First Britain, now Switzerland. The United Kingdom’s massive fiscal mess has made all the news, capturing the world’s attention for its sudden descent into drama more typical of undeveloped countries. London hadn’t always been the clean money center it now projects in recent decades. The pound had experienced almost frequent problems under the previous “controlled” socialisms during the 1950s and 1960s.
Forgotten to history is the fact that Britain was actually bailed out by the International Monetary Fund (IMF) in 1976.
Why? All the familiar surface features. In one particularly damning, almost comical, government document prepared for Prime Minister James Callaghan’s cabinet, uncovered many years later, it was revealed that the government, the Bank of England, and all the queen’s horses and men couldn’t get close to saving the pound.
The document pointed to the need to lower rate of price inflation down to at least 15 percent. That target would require a major effort to get the average wage increase below 20 percent early in the next wage round. It was therefore suggested that a more reasonable target would be a wage norm of 15 percent.
Since the government ran most of the major industries, the pre-Margaret Thatcher Parliament was the country’s largest employer, too. A “wage norm of 15 percent” was pure mockery—the sort of half-baked thinking typical of academia (or of socialists) rather than real economy practice.
Britain was falling asunder, and the world’s money wasn’t going to stick around for the inevitable fall to get London back under common sense. If the pound could fetch only $2 by March 1976, by October it was down under $1.65.
To aid in the growing chaos, the Bank of England leaned heavily on foreign imports of cash. Except that it was not “real” cash—no one actually uses that stuff and hasn’t for over a century. Instead, swaps were used—in other words, book entries on account of these various official entities.

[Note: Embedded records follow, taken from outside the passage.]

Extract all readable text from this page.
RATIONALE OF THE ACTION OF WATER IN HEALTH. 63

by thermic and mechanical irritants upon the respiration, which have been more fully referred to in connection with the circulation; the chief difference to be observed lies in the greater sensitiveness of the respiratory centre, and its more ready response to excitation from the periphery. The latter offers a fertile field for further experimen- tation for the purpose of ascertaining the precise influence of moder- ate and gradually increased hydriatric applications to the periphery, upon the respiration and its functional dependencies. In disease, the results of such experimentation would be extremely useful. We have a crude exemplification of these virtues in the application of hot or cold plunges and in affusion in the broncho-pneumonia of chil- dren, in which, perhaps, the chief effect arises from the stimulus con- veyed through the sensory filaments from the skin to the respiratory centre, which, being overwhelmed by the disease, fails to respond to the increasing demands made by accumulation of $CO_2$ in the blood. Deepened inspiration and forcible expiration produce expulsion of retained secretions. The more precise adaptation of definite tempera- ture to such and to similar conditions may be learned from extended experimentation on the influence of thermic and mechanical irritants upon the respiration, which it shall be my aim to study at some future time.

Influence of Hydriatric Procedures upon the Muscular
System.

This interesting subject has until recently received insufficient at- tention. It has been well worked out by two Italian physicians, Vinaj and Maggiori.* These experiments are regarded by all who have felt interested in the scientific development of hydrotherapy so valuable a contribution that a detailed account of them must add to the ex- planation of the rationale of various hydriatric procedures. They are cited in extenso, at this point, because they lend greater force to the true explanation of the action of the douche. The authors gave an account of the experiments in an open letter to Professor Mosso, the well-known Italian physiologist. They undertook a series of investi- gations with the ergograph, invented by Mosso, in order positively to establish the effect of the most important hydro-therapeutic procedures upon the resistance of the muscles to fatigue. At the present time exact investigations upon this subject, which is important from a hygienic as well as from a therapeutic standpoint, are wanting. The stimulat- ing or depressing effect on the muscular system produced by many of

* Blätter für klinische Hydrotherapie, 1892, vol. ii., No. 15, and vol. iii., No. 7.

The Federal Reserve Bank of New York, along with the U.S. Treasury, offered a combined $2 billion to aid the Bank of England’s rescue of the sterling. An additional $3.2 billion was secured from the Group of Ten nations (minus Italy), plus Switzerland, dragging the Bank for International Settlements into the affair. Back then, $5 billion-plus was a princely sum.
These swaps, however, came with an expiration; they weren’t gifts or grants, therefore they required repayment. Those originating from America would come due in just three months, a single quarter by which the British government had to get its fiscal, employment, and inflation affairs in order. Or, more realistically, come up with some plausible roadmap no matter how painful.
You don’t need to guess how that worked out.
Instead, the swaps matured, the book entry cash repaid, the international capital flight resumed, so that before the end of 1976 the United Kingdom had to be, embarrassingly, bailed out by the IMF. As had become its standard practice, that supranational group demanded harsh concessions for its salvation, one of the largest (scaled for the time) in history.
Capital loathes instability, and nowhere more so than wherever corrective action is deemed the most unlikely. Britain was hardly alone in its 1970s’-era predicament; throughout the latter half of that decade, several countries faced monetary crises of similar or worse magnitudes.
Being lumped together with what were all otherwise emerging market nations wasn’t just a blow to British pride, it was a measure of how serious those times had become.
If it all sounds familiar to our own ears, it’s not the part about inflation or wage expansion but rather the monetary flight from the unstable. In fact, the evasion has become more prevalent recently than it has been since maybe 2008 (at least 2020).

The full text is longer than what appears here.